CPU bottleneck; simple way to handle rendering of a 3D scene with many non static objects

I'm currently working on a small 3D game (rendering) engine. However I'm facing to an issue in my renderer. Here is how it currently works :

On one hand, I have a scene graph/ECS used to handle all SceneObjects I have in my game. Each scene object can have one parent and 0 to N children. I can attach components to each SceneObject. Components can be various things, such as renderable, lights or cameras.

On the other hand, I have my renderer which is completely agnostic off my scene hierarchy. In fact, each time I add a "Renderable" component on a SceneObject, my renderer receives a notification and create it's own representation of a renderable (Mesh, BoundingBox etc.).

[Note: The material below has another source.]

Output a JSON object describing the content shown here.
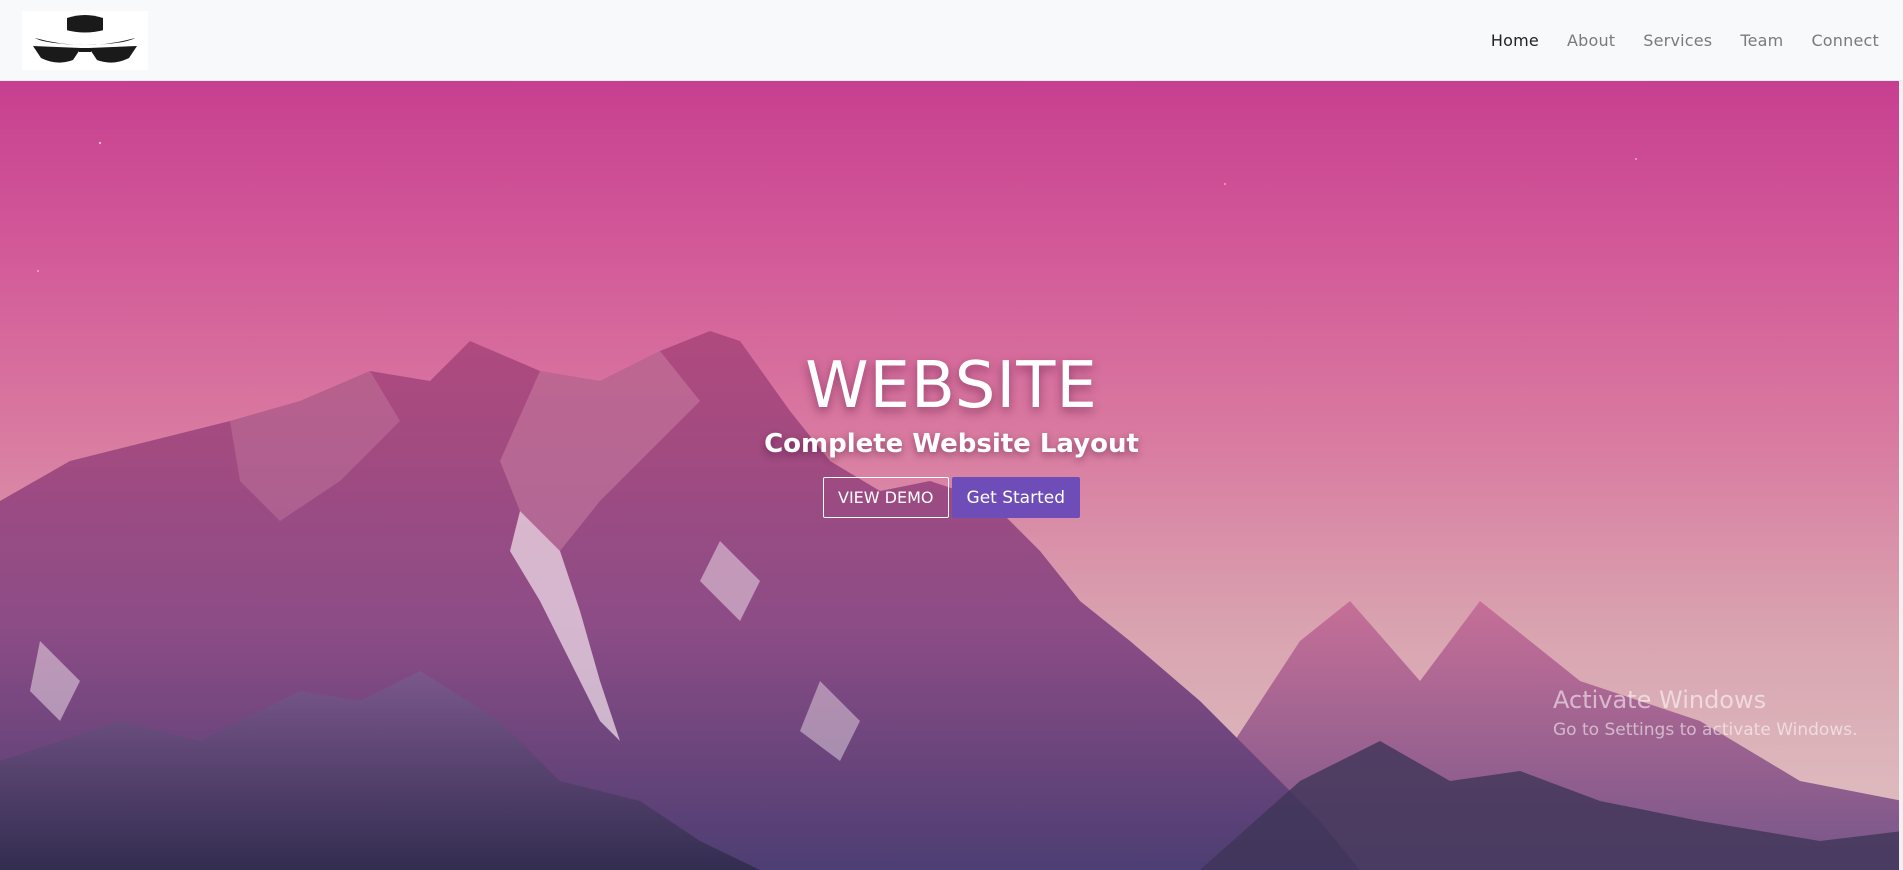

My renderer doesn't care about parent or children of a renderable.

The issue I'm facing occurs when I want to retrieve visible objects before putting them in a RenderQueue. On renderer side, all renderables are store in a flat list, and to perform culling operations I need to loop through this list. Unfortunately, this list contains all active objects of my game and I can be very CPU time consuming.

I would like to find a way to implement an efficient some of partitioning system on renderer side in which I could easily update renderables data (position, bounding box).

Thanks for your help.

Solution

This is more a question about algorithms:

They are many space partitioning algorithms, such as KD-Tree, Oct-tree, VP-tree and many others.

Selecting which algorithm suits you best depends on the object you want to store (are they convex?), their size, how often you need to compute intersections with them, are they static, dynamic in position, shape ?

You'll need to figure this out, and then select the best algorithm for them. Nothing prevents you from using multiple different tree in your engine, in order to deal with different object/object behaviors.

Usually, a rendering engine will use at least 2 trees, one for static information (that would generally be precomputed for optimal storage and ray/intersection performance), and one for dynamic objects.

Also, depending if your object are convex or concave, and the precision for ray intersection, you might want to break your concave objects into convex parts (and intersect the bounding box of those parts only), look at V-HACD as a preprocessing step for your concave objects. This allows to limit the number of ray/object intersection computation to large box instead of many surfaces.